Although the topic given to me by the organisers of this award on analysing Justice Date-Bah’s jurisprudence, was apt, my research revealed a lot more to His Lordship than that. I hope that in these few pages, I have set out some different legal aspects to the man we are here to honour. But this honour is best captured in his own words in his final and parting judgment in ARTHUR (NO 1) v ARTHUR (NO 1), delivered on 26 July 2013. He said:
‘This has been my valedictory delivery of a judgment of this court. I have no further judgments to deliver before my retirement in August this year. I must place on record that it has been a rare and fruitful privilege to have served on the Supreme Court of Ghana, a Supreme Court like no other, given the multiplicity of its jurisdictions. I am done.’

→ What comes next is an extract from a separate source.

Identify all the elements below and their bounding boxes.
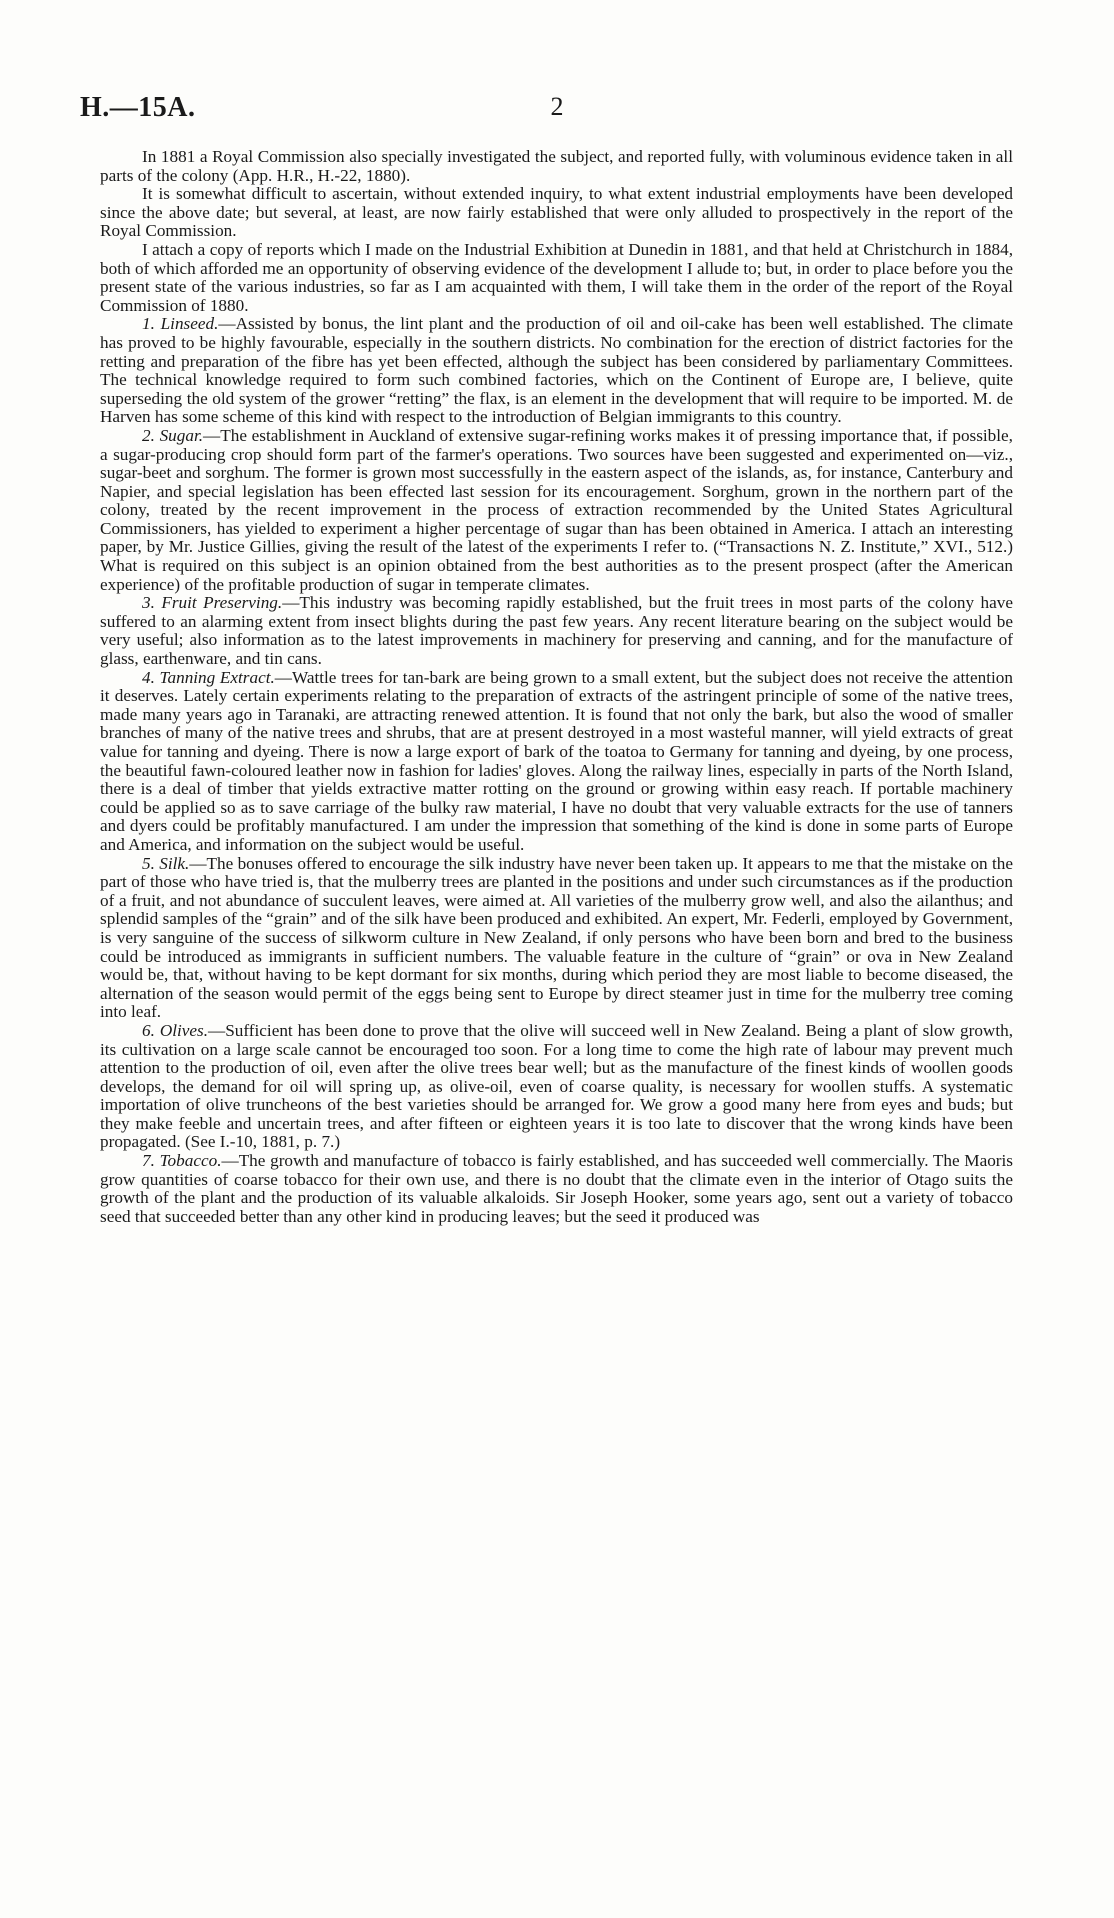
section-sugar [100, 427, 1013, 594]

Your Lordship, we must also place on record that having you serve Ghana as an academic, lawyer and judge has been a rare, invaluable, matchless, exceptional and extraordinary privilege. It has also been a fruitful, fertile, rich, prolific, successful, rewarding and profitable privilege. I commend to you the words of the hymnist William G Tarrant in the second verse of his hymn titled ‘Now Praise we Great and Famous Men’ as follows:
‘Praise we the wise and brave and strong,
Who graced their generation;
Who helped the right, and fought the wrong,
And made our folk a nation.’
You surely deserve this lifetime recognition and much more. Thank you. And in the Akwapim twang of the Christian and Juliana Awukubea Opoku family of Ahwerase-Akwapim to which you belong and into which I am married, ‘mprenpren, Ghana nyinaa da wo ase pa paa pa.’
Written and delivered by Ace Anan Ankomah, Senior Partner, Bentsi-Enchill, Letsa & Ankomah, at the Honorific Lecture & Award, Celebrating the Lifetime Achievements and Works of Professor Justice Samuel Kofi Date-Bah by the UPSA Law School, 31st August 2023.